The Argentine government has developed the 2030 National Low-Emission Hydrogen Strategy, in collaboration with the private and academic sectors, to promote public-private collaboration, investment in science and technology, and industrial participation, among other initiatives for the deployment of this energy vector.
All types of hydrogen are relevant, but renewable hydrogen is of particular importance, as it will enable the country to decarbonise the energy mix, minimise the environmental impacts of economic growth, drive territorial development, and create quality jobs.
Argentina already has what is known as the Hydrogen Promotion Act dating back to 2006. This legislation led to national plans with mixed results, but it has at least allowed the country to take its first steps in the sector. Argentina has several experimental plants and researchers specialised in hydrogen.
After this experience, the Argentine government wants to give further impetus to this emerging sector. And this is why the 2030 National Low-Emission Hydrogen Strategy was launched. It aims to create a roadmap involving all relevant players to build a broad production chain with quality jobs and enable export growth.
Argentina is striving to build a broad production chain with quality jobs and enable export growth
Both issues, jobs and exports, are essential for the country. After many years of economic ups and downs and prolonged crisis periods, the Argentine economy needs a revival, which could be achieved through hydrogen.
The 2030 National Low-Emission Hydrogen Strategy is designed as a document with long-term goals that also includes short-term targets to drive the development of an activity that will generate 50,000 jobs and 15 billion in exports by 2050.
It gives a key role to technological development and training over the next 15 to 20 years. And given that Argentina is a major producer of natural gas, this development could come from blue hydrogen. Of course, the strategy also includes laying the legal foundations for a regulatory framework and technical standards that will make it possible to sustainably promote the production of green hydrogen.

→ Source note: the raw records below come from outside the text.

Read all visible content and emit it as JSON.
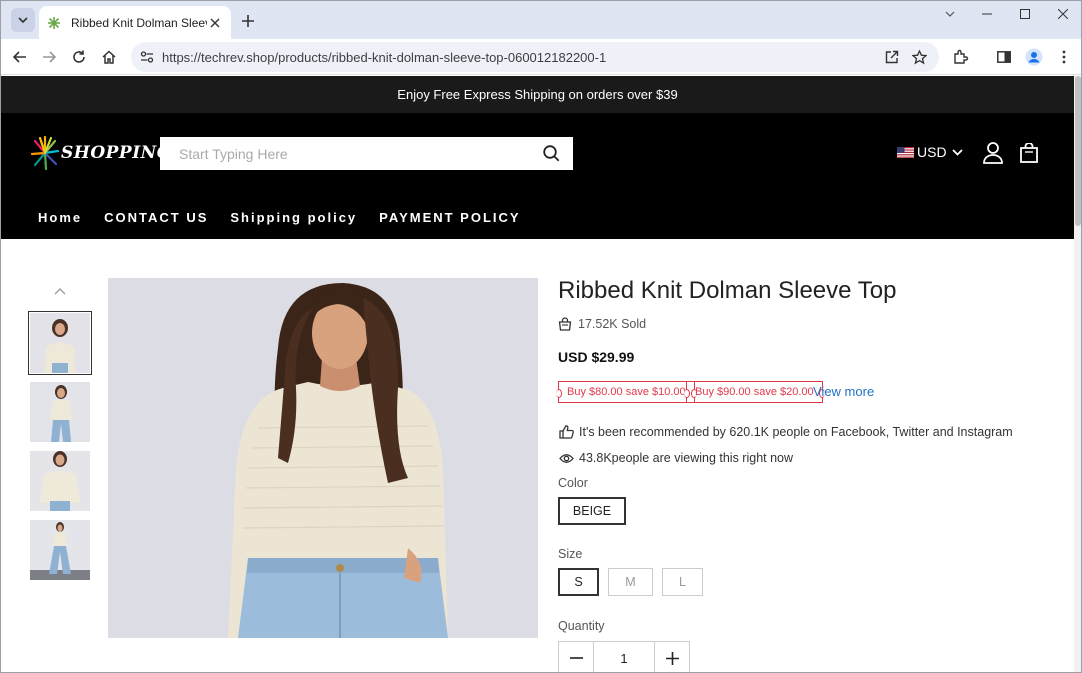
{
  "browser": {
    "tab": {
      "title": "Ribbed Knit Dolman Sleeve Top"
    },
    "url": "https://techrev.shop/products/ribbed-knit-dolman-sleeve-top-060012182200-1"
  },
  "store": {
    "promo": "Enjoy Free Express Shipping on orders over $39",
    "logo_text": "SHOPPING",
    "search": {
      "placeholder": "Start Typing Here"
    },
    "currency": "USD",
    "nav": [
      "Home",
      "CONTACT US",
      "Shipping policy",
      "PAYMENT POLICY"
    ]
  },
  "product": {
    "title": "Ribbed Knit Dolman Sleeve Top",
    "sold": "17.52K Sold",
    "price": "USD $29.99",
    "coupons": [
      "Buy $80.00 save $10.00",
      "Buy $90.00 save $20.00"
    ],
    "view_more": "View more",
    "recommended": "It's been recommended by 620.1K people on Facebook, Twitter and Instagram",
    "viewing": "43.8Kpeople are viewing this right now",
    "color_label": "Color",
    "colors": [
      "BEIGE"
    ],
    "selected_color": "BEIGE",
    "size_label": "Size",
    "sizes": [
      "S",
      "M",
      "L"
    ],
    "selected_size": "S",
    "quantity_label": "Quantity",
    "quantity": "1"
  },
  "colors": {
    "accent_link": "#2271c9",
    "coupon_red": "#e03a4a",
    "header_bg": "#000000",
    "promo_bg": "#1a1a1a"
  }
}
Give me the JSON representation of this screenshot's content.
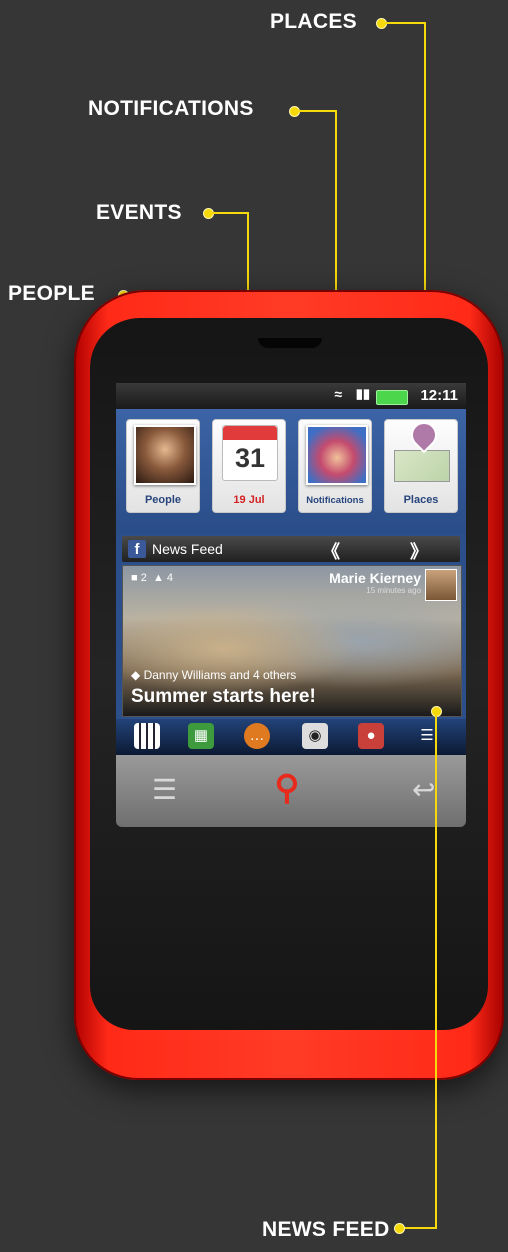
{
  "callouts": {
    "places": "PLACES",
    "notifications": "NOTIFICATIONS",
    "events": "EVENTS",
    "people": "PEOPLE",
    "news_feed": "NEWS FEED"
  },
  "status_bar": {
    "time": "12:11"
  },
  "tiles": {
    "people": {
      "label": "People"
    },
    "events": {
      "day": "31",
      "label": "19 Jul"
    },
    "notifications": {
      "label": "Notifications"
    },
    "places": {
      "label": "Places"
    }
  },
  "news_feed": {
    "title": "News Feed",
    "prev": "《",
    "next": "》",
    "comments": "2",
    "likes": "4",
    "author": "Marie Kierney",
    "time_ago": "15 minutes ago",
    "tagged": "Danny Williams and 4 others",
    "caption": "Summer starts here!"
  },
  "dock": {
    "items": [
      "apps-grid-icon",
      "contacts-icon",
      "messages-icon",
      "camera-icon",
      "browser-icon",
      "settings-icon"
    ]
  },
  "colors": {
    "phone_body": "#ff3b26",
    "callout_line": "#f5d90a",
    "screen_blue": "#2b4f8a"
  }
}
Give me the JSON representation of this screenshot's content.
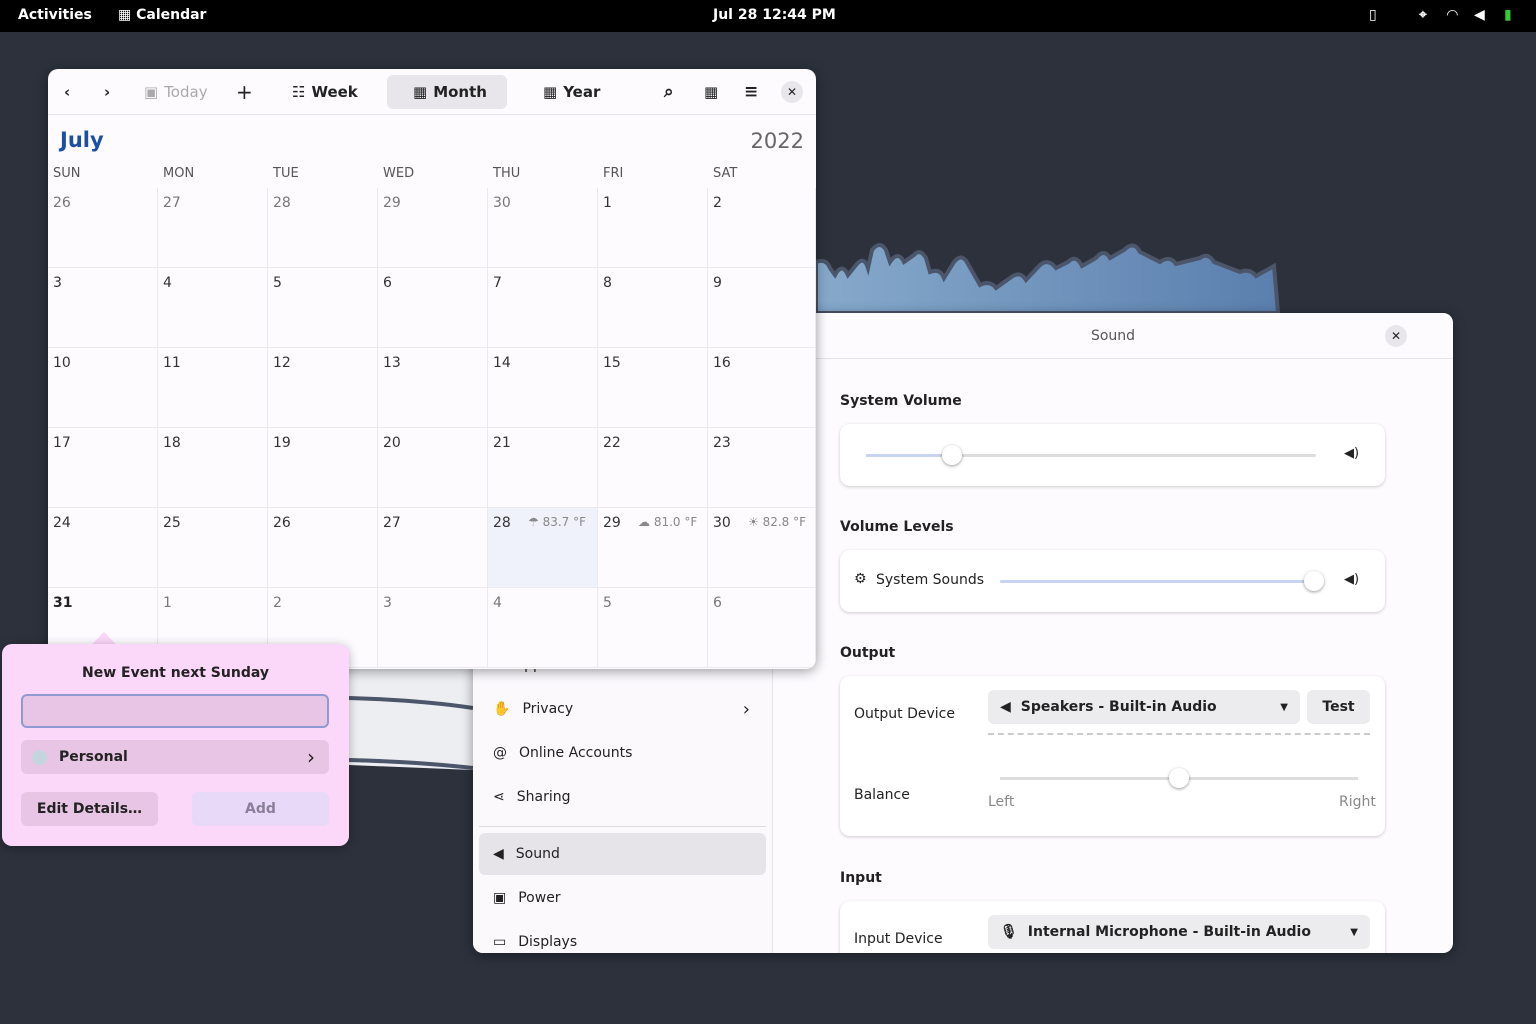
{
  "topbar": {
    "activities": "Activities",
    "app": "Calendar",
    "clock": "Jul 28  12:44 PM",
    "icons": [
      "clipboard-icon",
      "location-icon",
      "wifi-icon",
      "volume-icon",
      "battery-charging-icon"
    ]
  },
  "calendar": {
    "toolbar": {
      "today": "Today",
      "week": "Week",
      "month": "Month",
      "year": "Year"
    },
    "month": "July",
    "year": "2022",
    "weekdays": [
      "SUN",
      "MON",
      "TUE",
      "WED",
      "THU",
      "FRI",
      "SAT"
    ],
    "weeks": [
      [
        "26",
        "27",
        "28",
        "29",
        "30",
        "1",
        "2"
      ],
      [
        "3",
        "4",
        "5",
        "6",
        "7",
        "8",
        "9"
      ],
      [
        "10",
        "11",
        "12",
        "13",
        "14",
        "15",
        "16"
      ],
      [
        "17",
        "18",
        "19",
        "20",
        "21",
        "22",
        "23"
      ],
      [
        "24",
        "25",
        "26",
        "27",
        "28",
        "29",
        "30"
      ],
      [
        "31",
        "1",
        "2",
        "3",
        "4",
        "5",
        "6"
      ]
    ],
    "weather": [
      {
        "day": "28",
        "temp": "83.7 °F",
        "icon": "rain-icon"
      },
      {
        "day": "29",
        "temp": "81.0 °F",
        "icon": "cloudy-icon"
      },
      {
        "day": "30",
        "temp": "82.8 °F",
        "icon": "partly-sunny-icon"
      }
    ],
    "accent": "#1c4ea3"
  },
  "popover": {
    "title": "New Event next Sunday",
    "input_value": "",
    "calendar": "Personal",
    "edit": "Edit Details…",
    "add": "Add"
  },
  "settings": {
    "title": "Sound",
    "sidebar": [
      {
        "label": "Applications",
        "icon": "apps-icon"
      },
      {
        "label": "Privacy",
        "icon": "hand-icon"
      },
      {
        "label": "Online Accounts",
        "icon": "at-icon"
      },
      {
        "label": "Sharing",
        "icon": "share-icon"
      },
      {
        "label": "Sound",
        "icon": "speaker-icon",
        "selected": true
      },
      {
        "label": "Power",
        "icon": "power-icon"
      },
      {
        "label": "Displays",
        "icon": "display-icon"
      }
    ],
    "system_volume": {
      "label": "System Volume",
      "level": 0.18
    },
    "volume_levels": {
      "label": "Volume Levels",
      "item": "System Sounds",
      "level": 1.0
    },
    "output": {
      "label": "Output",
      "device_label": "Output Device",
      "device": "Speakers - Built-in Audio",
      "test": "Test",
      "balance_label": "Balance",
      "left": "Left",
      "right": "Right",
      "balance": 0.5
    },
    "input": {
      "label": "Input",
      "device_label": "Input Device",
      "device": "Internal Microphone - Built-in Audio"
    }
  }
}
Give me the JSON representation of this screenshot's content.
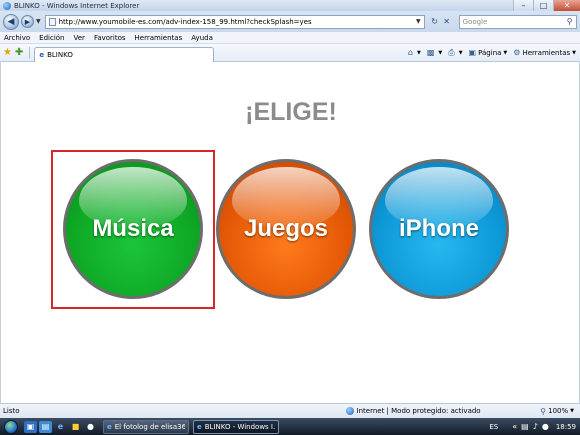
{
  "window": {
    "title": "BLINKO - Windows Internet Explorer",
    "minimize_icon": "minimize-icon",
    "maximize_icon": "maximize-icon",
    "close_icon": "close-icon"
  },
  "address_bar": {
    "url": "http://www.youmobile-es.com/adv-index-158_99.html?checkSplash=yes",
    "search_placeholder": "Google"
  },
  "menu": [
    "Archivo",
    "Edición",
    "Ver",
    "Favoritos",
    "Herramientas",
    "Ayuda"
  ],
  "tab": {
    "label": "BLINKO"
  },
  "commands": {
    "page_label": "Página",
    "tools_label": "Herramientas"
  },
  "content": {
    "heading": "¡ELIGE!",
    "options": [
      {
        "label": "Música",
        "color": "#11b02b"
      },
      {
        "label": "Juegos",
        "color": "#e85e0c"
      },
      {
        "label": "iPhone",
        "color": "#1aa5e2"
      }
    ],
    "selection_color": "#d5262b"
  },
  "status": {
    "text": "Listo",
    "zone": "Internet | Modo protegido: activado",
    "zoom": "100%"
  },
  "taskbar": {
    "buttons": [
      {
        "label": "El fotolog de elisa36..."
      },
      {
        "label": "BLINKO - Windows I..."
      }
    ],
    "language": "ES",
    "clock": "18:59"
  }
}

Argentina has what it takes to play a leading role in this sector. First of all, because it has inexhaustible natural energy sources, such as large areas of land, often with strong winds, high solar radiation and no shortage of water. But also because it produces around 400,000 tonnes of grey hydrogen (without capturing emissions, which offers significant potential for improvement in terms of sustainability) and because more than half of its current energy production is natural gas (the basis for blue hydrogen production).
Furthermore, with the second largest natural gas reserves in the world and an extensive gas pipeline network (16,000 km that can be used for hydrogen transmission), Argentina has developed an industry for gas-related goods and services. The country is also a major supplier of biomass and biofuels (from corn, sugar cane and soya beans).
Argentina is in a good position to become a leading player in this industry
Although the conditions are favourable, there are important challenges the country must overcome. Through the 2030 National Low-Emission Hydrogen Strategy some of these issues have already been addressed, such as dialogue between stakeholders and working toward a consensus. The country is also working to change its energy mix, which is currently dominated by natural gas, oil, and nuclear power.
Funding is another challenge that must be overcome to promote an industry like hydrogen on a national scale. External funding, however, can be used to solve this complex problem. Lastly, creating the necessary legal framework and institutions to attract foreign investment to Argentina is vital.
In fact, some foreign companies have already arrived. In 2021, for instance, an Australian company announced a project to produce green hydrogen in Rio Negro province. Through this investment, 15,000 direct jobs will be created and 2.2 million metric tons of green hydrogen will be generated annually by 2030.
Argentina should therefore be able to transition to a renewable hydrogen economy. The groundwork has already been done through the 2030 National Low-Emission Hydrogen Strategy, made possible by Argentina’s enviable geographical conditions.